For an industry well-versed in extracting valuables from dirt, the mining sector has experienced a mountain of trouble unearthing solutions for its many interrelated financial woes:
High debt leverage
Research from Ernst and Young showed net debt in mining fell 17 percent in 2016. Debt leverage, however, hit a record high of 46 percent that same year, according to a PricewaterhouseCoopers study.
Last year Moody’s reviewed 55 mining companies across the globe for ratings downgrades, including 11 U.S.-based organizations, citing “a fundamental shift that will place an unprecedented level of stress on mining companies,” according to Moody’s Senior Vice President Carol Cowan.
Total shareholder returns in mining plummeted over the last five years due in part to low commodity prices, according to Deloitte. Tired of subpar performance, investors have pushed companies to develop robust long-term strategies for contending with two of the industry’s toughest challenges ahead: environmental regulations and resource scarcity.
Relieving these concerns once and for all will require the development of bold continuous improvement plans. Where should mining companies focus their CI strategies to get the most out of their mines, equipment and other capital-intensive, revenue-generating assets?
Organized and transparent opex
PwC reported that operational expenditures across the top 40 mining companies fell by a cumulative $83 billion between 2014 and 2015. Mines today are still operating on shoestring budgets, but production has only grown, effectively lowering costs per tonne. The longer these businesses maintain contracted opex while pushing productivity to the upper limit, the better off they will be financially.
However, such a cost-efficient dynamic adds significant risk to mining operations. Companies should combat this increased exposure by compartmentalizing operations and strengthening data visibility and accessibility into the most expensive segments. CI initiatives should isolate indicators that signal impending rises in costs in order to subvert them.
Enterprise asset management tailored to mining
Asset divestment is one way to reclaim capital and alleviate debt levels. In the past few years, mining companies have sold off underperforming or nonessential mines and equipment bought over the previous decade when times were more fortunate.
Shedding assets alone will not rectify financial troubles. With fewer assets immediately available to operators, fewer sites from which to derive minerals, and higher demands on productivity from the market, mining companies need to create comprehensive EAM systems – based on a sound Management Operating System and proactive maintenance – that maximize output and ensure uptime.
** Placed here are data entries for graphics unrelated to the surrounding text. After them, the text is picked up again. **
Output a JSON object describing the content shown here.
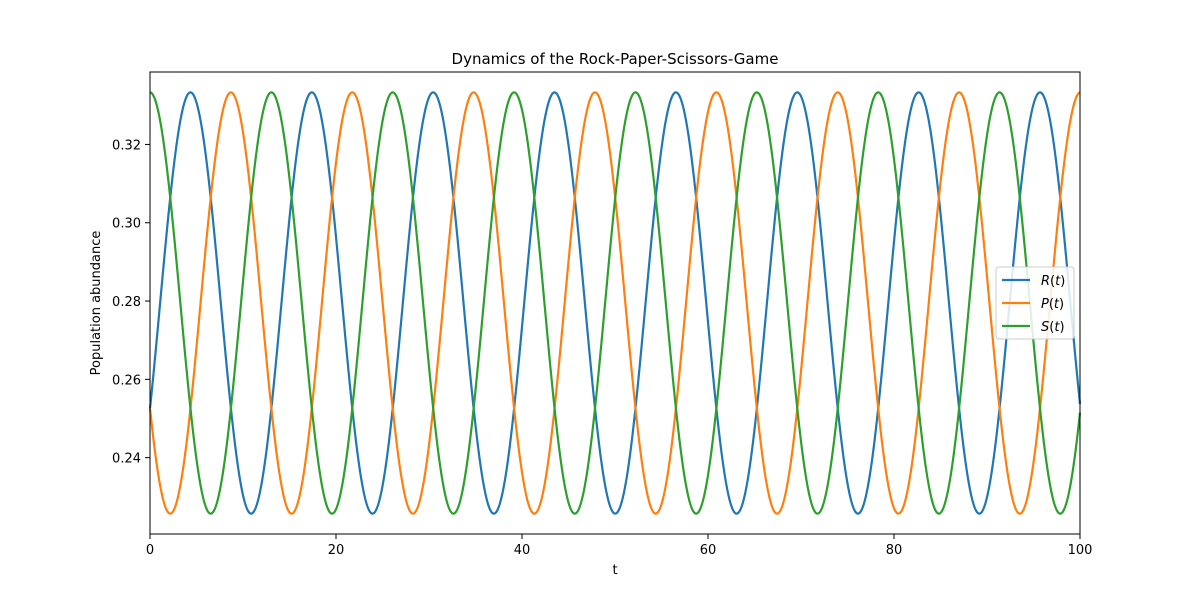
{
  "chart_data": {
    "type": "line",
    "title": "Dynamics of the Rock-Paper-Scissors-Game",
    "xlabel": "t",
    "ylabel": "Population abundance",
    "xlim": [
      0,
      100
    ],
    "ylim": [
      0.2205,
      0.3385
    ],
    "xticks": [
      0,
      20,
      40,
      60,
      80,
      100
    ],
    "yticks": [
      0.24,
      0.26,
      0.28,
      0.3,
      0.32
    ],
    "xtick_labels": [
      "0",
      "20",
      "40",
      "60",
      "80",
      "100"
    ],
    "ytick_labels": [
      "0.24",
      "0.26",
      "0.28",
      "0.30",
      "0.32"
    ],
    "grid": false,
    "legend_position": "center-right",
    "oscillation": {
      "mean": 0.2795,
      "amplitude": 0.0538,
      "period": 13.05,
      "peak_times": {
        "R": 4.35,
        "P": 8.7,
        "S": 0.0
      }
    },
    "series": [
      {
        "name": "R(t)",
        "legend": {
          "var": "R",
          "open": "(",
          "arg": "t",
          "close": ")"
        },
        "color": "#1f77b4",
        "start": 0.25
      },
      {
        "name": "P(t)",
        "legend": {
          "var": "P",
          "open": "(",
          "arg": "t",
          "close": ")"
        },
        "color": "#ff7f0e",
        "start": 0.25
      },
      {
        "name": "S(t)",
        "legend": {
          "var": "S",
          "open": "(",
          "arg": "t",
          "close": ")"
        },
        "color": "#2ca02c",
        "start": 0.3333
      }
    ]
  }
}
Furthermore, those systems must include CI components that preemptively address and diminish the specific challenges mining companies face when establishing EAM. Since EAM’s inception, mining companies have always struggled to adopt true EAM or modernize the partial strategies they already have in place. A study conducted by asset management consultants Grahame Fogel and Stefan Terblanche shed light on why EAM in mining fails to mature. Reasons include but are not limited to the following:
- Inability to perform root cause analysis
- Misalignment of organizational requirements and asset performance
- Lack of EAM literacy and accountability modeling
- EAM stakeholders given no cross-functional authority
- Overinvestment in innovations rather than integration into operations
As mining companies deploy EAM practices to mitigate financial stressors, they must be ready to target these areas by developing CI processes that sustain benefits and augment them over time.
Safety training and hazard reporting
Safety training serves both obvious and subtle economic purposes for mining companies. According to a study authored by two researchers from the National Institute for Occupational Safety and Health, direct costs incurred from occupational injuries – workers’ compensation, legal fees, property damage, operational losses, etc. – constitute only one-third of total costs sustained by the employer when accidents happen.
As an industry, mining has made incredible strides in making operations safer. The Centers for Disease Control and Prevention reported that nonfatal lost-time injuries declined by more than 43 percent between 2006 and 2015 to an annual injury rate of 1.7 per 100 full-time employees.
Still, reactive direct and indirect costs associated with injuries represent billions in potential savings to those who incorporate CI into, not only their training modules, but also their hazard reporting schema. When an operator or manager sees something unsafe happening, remediation speed matters, as does efficacy of actions taken. Combined, these two elements ultimately bolster operational uptime by dictating and optimizing how operators must act in the face of danger.